Recent work has identified a new component of the proteome; the translation of small open reading frames (sORFs) located with the untranslated and coding regions of mRNAs and a variety of non-coding transcripts. In this study we have focused on the coding potential of upstream open reading frames (uORFs). We hypothesize that some uORFs encode bio-active peptides which we have termed uPEPs (uORF encoded peptides). Significantly, there are reports showing uORF mutations associated with gene disorders including Marie Unna hereditary hypotrichosis.
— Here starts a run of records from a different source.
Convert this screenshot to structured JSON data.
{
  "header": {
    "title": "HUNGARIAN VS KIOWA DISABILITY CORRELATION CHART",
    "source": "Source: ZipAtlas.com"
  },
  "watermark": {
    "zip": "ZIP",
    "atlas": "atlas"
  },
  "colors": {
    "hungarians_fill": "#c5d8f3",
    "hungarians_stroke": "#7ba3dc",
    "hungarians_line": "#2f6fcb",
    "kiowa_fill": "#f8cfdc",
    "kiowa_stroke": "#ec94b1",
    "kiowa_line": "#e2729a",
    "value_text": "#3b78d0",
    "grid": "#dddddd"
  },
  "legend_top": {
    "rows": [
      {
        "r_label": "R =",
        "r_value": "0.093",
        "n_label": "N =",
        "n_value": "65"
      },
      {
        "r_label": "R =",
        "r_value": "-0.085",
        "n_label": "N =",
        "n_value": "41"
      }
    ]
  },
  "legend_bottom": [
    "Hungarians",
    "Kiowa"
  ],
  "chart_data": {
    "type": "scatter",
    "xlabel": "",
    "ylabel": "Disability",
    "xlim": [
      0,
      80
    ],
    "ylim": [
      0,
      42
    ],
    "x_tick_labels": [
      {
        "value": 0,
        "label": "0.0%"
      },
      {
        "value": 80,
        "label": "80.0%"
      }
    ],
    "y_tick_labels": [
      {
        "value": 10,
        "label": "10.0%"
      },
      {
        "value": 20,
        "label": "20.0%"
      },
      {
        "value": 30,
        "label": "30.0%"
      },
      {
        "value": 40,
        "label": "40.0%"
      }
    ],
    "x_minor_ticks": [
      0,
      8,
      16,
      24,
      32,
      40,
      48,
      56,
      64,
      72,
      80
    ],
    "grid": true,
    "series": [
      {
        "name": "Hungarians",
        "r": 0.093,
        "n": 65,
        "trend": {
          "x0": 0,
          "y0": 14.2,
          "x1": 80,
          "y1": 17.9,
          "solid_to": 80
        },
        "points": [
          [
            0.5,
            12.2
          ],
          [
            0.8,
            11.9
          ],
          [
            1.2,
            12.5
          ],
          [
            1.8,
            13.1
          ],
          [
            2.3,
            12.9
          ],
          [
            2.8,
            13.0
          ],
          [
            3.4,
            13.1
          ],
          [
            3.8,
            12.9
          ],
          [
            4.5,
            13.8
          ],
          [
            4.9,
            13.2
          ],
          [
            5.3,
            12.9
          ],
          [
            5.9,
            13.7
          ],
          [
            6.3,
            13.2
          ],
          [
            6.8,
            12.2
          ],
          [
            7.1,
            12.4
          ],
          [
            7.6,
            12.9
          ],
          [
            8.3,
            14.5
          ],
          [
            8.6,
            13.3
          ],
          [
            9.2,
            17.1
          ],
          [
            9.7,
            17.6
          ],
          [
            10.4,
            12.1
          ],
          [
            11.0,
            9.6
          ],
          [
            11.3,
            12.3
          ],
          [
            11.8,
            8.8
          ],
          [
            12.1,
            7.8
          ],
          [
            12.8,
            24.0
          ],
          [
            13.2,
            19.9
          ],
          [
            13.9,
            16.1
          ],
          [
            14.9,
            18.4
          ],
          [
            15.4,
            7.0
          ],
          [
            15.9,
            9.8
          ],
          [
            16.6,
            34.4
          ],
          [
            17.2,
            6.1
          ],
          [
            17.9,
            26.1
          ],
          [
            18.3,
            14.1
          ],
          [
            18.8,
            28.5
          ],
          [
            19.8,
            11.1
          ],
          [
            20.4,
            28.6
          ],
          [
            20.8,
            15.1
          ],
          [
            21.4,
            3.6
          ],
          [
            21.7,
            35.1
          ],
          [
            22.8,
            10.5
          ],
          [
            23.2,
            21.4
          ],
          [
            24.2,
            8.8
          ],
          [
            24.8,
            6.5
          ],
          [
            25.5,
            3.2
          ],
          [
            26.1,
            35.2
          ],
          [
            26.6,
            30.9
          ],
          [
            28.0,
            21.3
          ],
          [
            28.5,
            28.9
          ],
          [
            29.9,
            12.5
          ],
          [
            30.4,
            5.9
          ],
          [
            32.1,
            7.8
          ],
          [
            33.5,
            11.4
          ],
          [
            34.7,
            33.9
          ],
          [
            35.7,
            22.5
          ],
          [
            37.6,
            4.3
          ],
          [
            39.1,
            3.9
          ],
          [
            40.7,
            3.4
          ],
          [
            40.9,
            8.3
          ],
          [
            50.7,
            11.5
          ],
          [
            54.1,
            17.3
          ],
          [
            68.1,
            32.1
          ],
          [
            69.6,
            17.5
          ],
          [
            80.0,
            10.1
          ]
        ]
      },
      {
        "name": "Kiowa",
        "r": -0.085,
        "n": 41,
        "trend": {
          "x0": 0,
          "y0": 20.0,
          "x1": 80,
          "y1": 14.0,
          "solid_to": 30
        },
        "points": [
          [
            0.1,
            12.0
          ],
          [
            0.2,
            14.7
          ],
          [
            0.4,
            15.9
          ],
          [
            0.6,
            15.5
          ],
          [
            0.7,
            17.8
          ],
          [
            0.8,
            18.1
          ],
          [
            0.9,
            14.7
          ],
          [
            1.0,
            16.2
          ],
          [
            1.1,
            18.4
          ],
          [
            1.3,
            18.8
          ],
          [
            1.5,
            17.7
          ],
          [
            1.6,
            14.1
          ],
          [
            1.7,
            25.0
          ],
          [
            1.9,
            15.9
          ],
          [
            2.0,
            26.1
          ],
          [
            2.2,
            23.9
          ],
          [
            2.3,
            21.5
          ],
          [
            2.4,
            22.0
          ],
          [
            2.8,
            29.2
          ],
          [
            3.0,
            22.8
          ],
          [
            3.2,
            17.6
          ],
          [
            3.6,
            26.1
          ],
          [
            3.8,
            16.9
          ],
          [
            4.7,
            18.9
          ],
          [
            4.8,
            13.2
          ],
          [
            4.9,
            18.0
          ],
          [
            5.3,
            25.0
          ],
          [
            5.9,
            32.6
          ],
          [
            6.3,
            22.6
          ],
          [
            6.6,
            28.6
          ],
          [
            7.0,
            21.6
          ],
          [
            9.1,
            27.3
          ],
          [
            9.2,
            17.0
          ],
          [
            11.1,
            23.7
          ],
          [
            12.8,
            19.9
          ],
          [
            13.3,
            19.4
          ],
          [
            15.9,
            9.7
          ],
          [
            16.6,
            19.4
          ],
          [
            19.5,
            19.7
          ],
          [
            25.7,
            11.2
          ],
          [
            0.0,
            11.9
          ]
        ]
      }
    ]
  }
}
We used an in-house sequence comparison program (uPEPperoni) to identify ~500 uPEP sequences that show a high level of conservation between human and other vertebrate transcripts. We cloned several of these into GFP expression vectors and expressed them in HeLa cells. uPEP expression was visualized by confocal microscopy and five exhibited organelle-specific localization. Additionally, we confirmed the localization of three uPEPs using synthetic peptides tagged with a fluorescent label. We complemented these studies with mass spectrometry to confirm the expression of peptides derived from uORFs. Lysates from HeLa and 293 cells were enriched for low molecular weight proteins, digested with trypsin and analysed by nanoLC-MS/MS. The resulting MS/MS data was searched against SwissProt and then all unmatched spectra were searched against the uPEPperoni output. MS/MS spectra matching peptides encoded by uORFs were identified from both cell types. In particular, multiple peptides matching an 11.1 kDa uPEP were identified. Bioinformatic analysis showed that this uPEP is conserved across a number of species including human, mouse, orangutan, rat, zebra fish and salmon.
Our study has shown that uORF-derived peptides are expressed in human cells and that a significant number of them are conserved across several species, indicating possible bio-activity. It now remains to determine what roles these peptides play and what the consequences are if they are altered by mutation.